Cynthia Schepers held the door open to her one-bedroom apartment off Cane Run Road Wednesday afternoon as dozens of people shuffled in and out, peeking into her bedroom laden with Pokémon-stuffed dolls and opening doors to expose storage spaces and a stackable washer and dryer.
“It’s just about safety and consistency. That’s not something I really had,” said Schepers, who moved into an apartment at Family Scholar House’s new multimillion-dollar Frank and Paula Harshaw campus in the South End in March.
In the state foster care system, Schepers explained, she never knew if her foster parents would suddenly kick her out or if she’d simply be moved into another new home, part of a foster care shuffle. Schepers aged out of the foster care system but was given help to find a place to live and continued assistance while she attends college at the University of Louisville.
A junior, Schepers said her apartment at the Harshaw campus gives her a steady living situation, as well as provides support services as she pursues a degree in exercise science. When she graduates, she told Insider she wants to work with children in the foster care system and teach them about the connection between physical and mental health.
The Harshaw campus is part of a broader $71 million dollar intergenerational multifamily housing development called Riverport Landings, which includes 108-unit Riverport Senior Living, the 240-unit Riverport Family Apartments and the 64-unit Riverport Scholar House. The project was developed by the nonprofit Family Scholar House, the low-income housing developer LDG Development and the for-profit local developer The Marian Group.
In addition to low-income and affordable housing for single parents, people who’ve aged out of foster care and older residents, Riverport Landings, once complete, will have a 2.5-acre community park and 18,000-square-feet of retail space. It already has a 16,000-square-foot community service facility, where social services can co-locate, and a clubhouse with a business center, pool and fitness center.
“Everybody has to be connected to a hopeful and bright future so everybody feels like they are doing well,” said Mayor Greg Fischer. “Everybody has got to have a place they feel is theirs.”
Cathe Dykstra, chief possibility officer at Family Scholar House, said during the ribbon-cutting ceremony that building affordable, intergenerational housing where families, young adults and older residents can interact is a major part of Louisville’s master plan, Vision Louisville.

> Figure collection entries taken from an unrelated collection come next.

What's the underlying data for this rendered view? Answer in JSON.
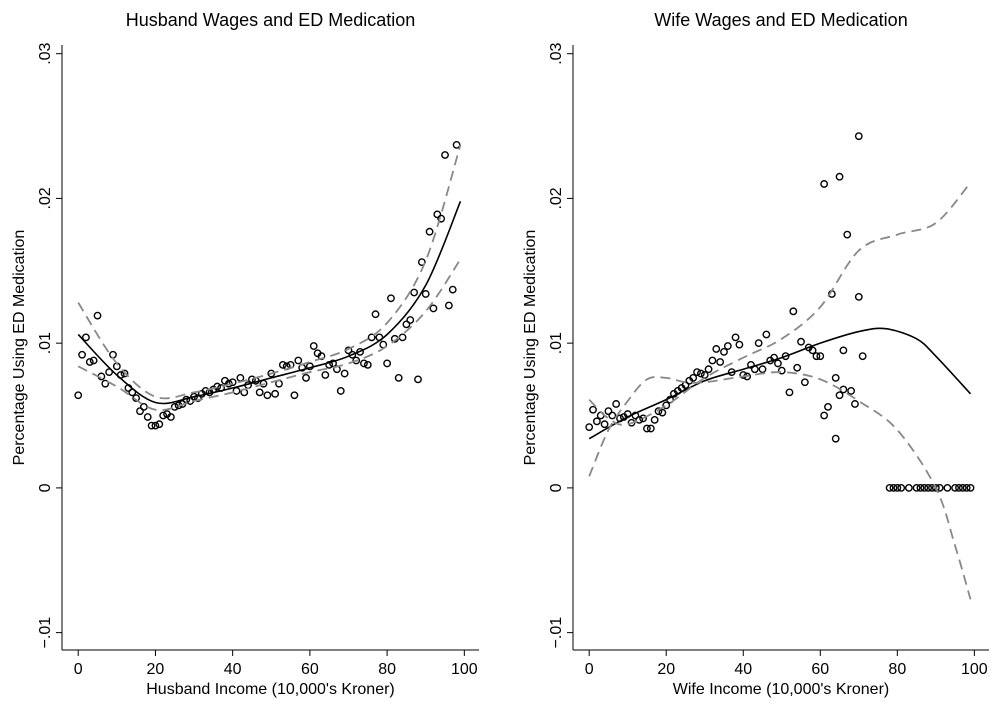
{
  "chart_data": [
    {
      "type": "scatter",
      "title": "Husband Wages and ED Medication",
      "x_label": "Husband Income (10,000's Kroner)",
      "y_label": "Percentage Using ED Medication",
      "xlim": [
        -4.2,
        103.8
      ],
      "ylim": [
        -0.0112,
        0.0306
      ],
      "xticks": [
        0,
        20,
        40,
        60,
        80,
        100
      ],
      "yticks": [
        {
          "value": -0.01,
          "label": "−.01"
        },
        0,
        {
          "value": 0.01,
          "label": ".01"
        },
        {
          "value": 0.02,
          "label": ".02"
        },
        {
          "value": 0.03,
          "label": ".03"
        }
      ],
      "series": [
        {
          "type": "scatter",
          "color": "#000000",
          "x": [
            0,
            1,
            2,
            3,
            4,
            5,
            6,
            7,
            8,
            9,
            10,
            11,
            12,
            13,
            14,
            15,
            16,
            17,
            18,
            19,
            20,
            21,
            22,
            23,
            24,
            25,
            26,
            27,
            28,
            29,
            30,
            31,
            32,
            33,
            34,
            35,
            36,
            37,
            38,
            39,
            40,
            41,
            42,
            43,
            44,
            45,
            46,
            47,
            48,
            49,
            50,
            51,
            52,
            53,
            54,
            55,
            56,
            57,
            58,
            59,
            60,
            61,
            62,
            63,
            64,
            65,
            66,
            67,
            68,
            69,
            70,
            71,
            72,
            73,
            74,
            75,
            76,
            77,
            78,
            79,
            80,
            81,
            82,
            83,
            84,
            85,
            86,
            87,
            88,
            89,
            90,
            91,
            92,
            93,
            94,
            95,
            96,
            97,
            98
          ],
          "values": [
            0.0064,
            0.0092,
            0.0104,
            0.0087,
            0.0088,
            0.0119,
            0.0077,
            0.0072,
            0.008,
            0.0092,
            0.0084,
            0.0078,
            0.0079,
            0.0069,
            0.0066,
            0.0062,
            0.0053,
            0.0056,
            0.0049,
            0.0043,
            0.0043,
            0.0044,
            0.005,
            0.0051,
            0.0049,
            0.0056,
            0.0057,
            0.0058,
            0.0061,
            0.006,
            0.0063,
            0.0062,
            0.0065,
            0.0067,
            0.0066,
            0.0068,
            0.007,
            0.0069,
            0.0074,
            0.0072,
            0.0073,
            0.0067,
            0.0076,
            0.0066,
            0.0071,
            0.0075,
            0.0074,
            0.0066,
            0.0072,
            0.0064,
            0.0079,
            0.0065,
            0.0072,
            0.0085,
            0.0084,
            0.0085,
            0.0064,
            0.0088,
            0.0083,
            0.0076,
            0.0084,
            0.0098,
            0.0093,
            0.0091,
            0.0078,
            0.0085,
            0.0086,
            0.0082,
            0.0067,
            0.0079,
            0.0095,
            0.0092,
            0.0088,
            0.0094,
            0.0086,
            0.0085,
            0.0104,
            0.012,
            0.0104,
            0.0099,
            0.0086,
            0.0131,
            0.0103,
            0.0076,
            0.0104,
            0.0113,
            0.0116,
            0.0135,
            0.0075,
            0.0156,
            0.0134,
            0.0177,
            0.0124,
            0.0189,
            0.0186,
            0.023,
            0.0126,
            0.0137,
            0.0237
          ]
        },
        {
          "type": "line",
          "color": "#000000",
          "dashed": false,
          "x": [
            0,
            10,
            20,
            30,
            40,
            50,
            60,
            70,
            80,
            90,
            99
          ],
          "values": [
            0.0106,
            0.0078,
            0.0059,
            0.0063,
            0.0069,
            0.0076,
            0.0083,
            0.0091,
            0.0106,
            0.014,
            0.0198
          ]
        },
        {
          "type": "line",
          "color": "#888888",
          "dashed": true,
          "x": [
            0,
            10,
            20,
            30,
            40,
            50,
            60,
            70,
            80,
            90,
            99
          ],
          "values": [
            0.0128,
            0.0086,
            0.0063,
            0.0066,
            0.0072,
            0.0079,
            0.0087,
            0.0096,
            0.0114,
            0.0157,
            0.0237
          ]
        },
        {
          "type": "line",
          "color": "#888888",
          "dashed": true,
          "x": [
            0,
            10,
            20,
            30,
            40,
            50,
            60,
            70,
            80,
            90,
            99
          ],
          "values": [
            0.0084,
            0.007,
            0.0054,
            0.006,
            0.0066,
            0.0073,
            0.008,
            0.0086,
            0.0098,
            0.0122,
            0.0158
          ]
        }
      ]
    },
    {
      "type": "scatter",
      "title": "Wife Wages and ED Medication",
      "x_label": "Wife Income (10,000's Kroner)",
      "y_label": "Percentage Using ED Medication",
      "xlim": [
        -4.2,
        103.8
      ],
      "ylim": [
        -0.0112,
        0.0306
      ],
      "xticks": [
        0,
        20,
        40,
        60,
        80,
        100
      ],
      "yticks": [
        {
          "value": -0.01,
          "label": "−.01"
        },
        0,
        {
          "value": 0.01,
          "label": ".01"
        },
        {
          "value": 0.02,
          "label": ".02"
        },
        {
          "value": 0.03,
          "label": ".03"
        }
      ],
      "series": [
        {
          "type": "scatter",
          "color": "#000000",
          "x": [
            0,
            1,
            2,
            3,
            4,
            5,
            6,
            7,
            8,
            9,
            10,
            11,
            12,
            13,
            14,
            15,
            16,
            17,
            18,
            19,
            20,
            21,
            22,
            23,
            24,
            25,
            26,
            27,
            28,
            29,
            30,
            31,
            32,
            33,
            34,
            35,
            36,
            37,
            38,
            39,
            40,
            41,
            42,
            43,
            44,
            45,
            46,
            47,
            48,
            49,
            50,
            51,
            52,
            53,
            54,
            55,
            56,
            57,
            58,
            59,
            60,
            61,
            61,
            62,
            63,
            64,
            64,
            65,
            65,
            66,
            66,
            67,
            68,
            69,
            70,
            70,
            71,
            78,
            79,
            80,
            81,
            83,
            85,
            86,
            87,
            88,
            89,
            90,
            91,
            93,
            95,
            96,
            97,
            98,
            99
          ],
          "values": [
            0.0042,
            0.0054,
            0.0046,
            0.005,
            0.0044,
            0.0053,
            0.005,
            0.0058,
            0.0048,
            0.0049,
            0.0051,
            0.0045,
            0.005,
            0.0047,
            0.0048,
            0.0041,
            0.0041,
            0.0047,
            0.0053,
            0.0052,
            0.0057,
            0.0061,
            0.0065,
            0.0067,
            0.0069,
            0.0071,
            0.0074,
            0.0076,
            0.008,
            0.0079,
            0.0078,
            0.0082,
            0.0088,
            0.0096,
            0.0087,
            0.0094,
            0.0098,
            0.008,
            0.0104,
            0.0099,
            0.0078,
            0.0077,
            0.0085,
            0.0082,
            0.01,
            0.0082,
            0.0106,
            0.0088,
            0.009,
            0.0086,
            0.0081,
            0.0091,
            0.0066,
            0.0122,
            0.0083,
            0.0101,
            0.0073,
            0.0097,
            0.0095,
            0.0091,
            0.0091,
            0.005,
            0.021,
            0.0056,
            0.0134,
            0.0034,
            0.0076,
            0.0064,
            0.0215,
            0.0068,
            0.0095,
            0.0175,
            0.0067,
            0.0058,
            0.0132,
            0.0243,
            0.0091,
            0,
            0,
            0,
            0,
            0,
            0,
            0,
            0,
            0,
            0,
            0,
            0,
            0,
            0,
            0,
            0,
            0,
            0
          ]
        },
        {
          "type": "line",
          "color": "#000000",
          "dashed": false,
          "x": [
            0,
            10,
            20,
            30,
            40,
            50,
            60,
            70,
            77,
            85,
            90,
            99
          ],
          "values": [
            0.0034,
            0.0049,
            0.0061,
            0.0074,
            0.0082,
            0.009,
            0.01,
            0.0108,
            0.011,
            0.0103,
            0.0091,
            0.0065
          ]
        },
        {
          "type": "line",
          "color": "#888888",
          "dashed": true,
          "x": [
            0,
            5,
            10,
            20,
            30,
            40,
            50,
            60,
            70,
            80,
            90,
            99
          ],
          "values": [
            0.0061,
            0.0048,
            0.0044,
            0.0057,
            0.0076,
            0.009,
            0.0103,
            0.0125,
            0.0164,
            0.0175,
            0.0183,
            0.0211
          ]
        },
        {
          "type": "line",
          "color": "#888888",
          "dashed": true,
          "x": [
            0,
            5,
            10,
            15,
            20,
            25,
            30,
            40,
            50,
            60,
            70,
            80,
            90,
            95,
            99
          ],
          "values": [
            0.0008,
            0.004,
            0.006,
            0.0075,
            0.0076,
            0.0073,
            0.0073,
            0.0077,
            0.008,
            0.0075,
            0.006,
            0.004,
            0,
            -0.004,
            -0.0077
          ]
        }
      ]
    }
  ]
}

“We appreciate everybody who has been involved, and we appreciate the support we’ve gotten to make this a reality,” she said. “When affordable housing is combined with education, career development and supportive programs, new opportunities make way for new possibilities, and we all benefit.”

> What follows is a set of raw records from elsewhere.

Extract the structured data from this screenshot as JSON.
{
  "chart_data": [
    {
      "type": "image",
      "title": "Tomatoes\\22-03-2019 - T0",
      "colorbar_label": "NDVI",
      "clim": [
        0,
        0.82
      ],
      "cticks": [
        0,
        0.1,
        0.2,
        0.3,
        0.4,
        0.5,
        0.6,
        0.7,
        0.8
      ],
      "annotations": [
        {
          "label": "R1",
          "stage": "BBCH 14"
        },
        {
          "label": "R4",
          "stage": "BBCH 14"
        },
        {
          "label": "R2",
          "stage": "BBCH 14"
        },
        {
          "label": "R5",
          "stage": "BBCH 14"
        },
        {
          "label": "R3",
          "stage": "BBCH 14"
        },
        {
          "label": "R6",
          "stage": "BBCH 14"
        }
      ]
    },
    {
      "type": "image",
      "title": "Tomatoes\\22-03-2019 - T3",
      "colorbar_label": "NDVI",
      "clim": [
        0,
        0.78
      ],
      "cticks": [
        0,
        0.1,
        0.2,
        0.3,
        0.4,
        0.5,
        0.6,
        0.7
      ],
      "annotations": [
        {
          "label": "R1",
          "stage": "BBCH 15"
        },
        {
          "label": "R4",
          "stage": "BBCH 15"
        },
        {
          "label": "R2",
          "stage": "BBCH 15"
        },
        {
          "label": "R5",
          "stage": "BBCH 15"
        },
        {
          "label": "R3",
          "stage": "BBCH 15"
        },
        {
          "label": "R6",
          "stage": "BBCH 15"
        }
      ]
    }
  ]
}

Family Scholar House resident Kalyn Maddox said, after becoming a teenage mother, the chance to live on the Harshaw campus with her 4-year-old daughter, go to college and receive support, including child care, seemed “too good to be true.”
“There are not enough words to describe what these past few months have been like for us as we settle into this new chapter in our beautiful apartment,” said Maddox, who is a sophomore at the University of Louisville studying nursing. “When I found out we were going to move onto this beautiful campus, tears filled my eyes. I could not contain all the emotions, the opportunity to live in our own space, to focus on school and to continue to grow as a mother and student.”
Maddox added that she is excited that her daughter will be able to see her follow her dreams.
The funding for the Riverport Landings project came from tax-exempt bonds; low-income housing tax credits; the Kentucky Housing Corporation; traditional construction and capital loans from Red Stone Partners, PNC Bank and U.S. Bank; Louisville-Jefferson County Metro Government’s HOME and Louisville CARES programs; HOPE of Kentucky; the James Graham Brown Foundation; Frank and Paula Harshaw; The Ezekiel Foundation; and Family Scholar House fundraising.
During the ribbon-cutting ceremony for Riverport Landings, Christine Merrell, managing director and chief underwriter for Red Stone Partners, called the project “an absolute standout.”
“The quality of housing is some of the best I’ve seen,” she said.
Riverport Landings is Family Scholar House’s fifth campus in Louisville, and while each campus is different, gives an idea of what a Family Scholar House development at the Urban Government Center in Paristown Pointe could look like.
The nonprofit also is part of a plan led by The Marian Group, and it hopes to develop a similar campus of housing and support services for single parents seeking an education. Family Scholar House’s role in the Marian Group’s plan and the city’s choice to partner with The Marian Group on the redevelopment of the Urban Government Center has stirred some controversy.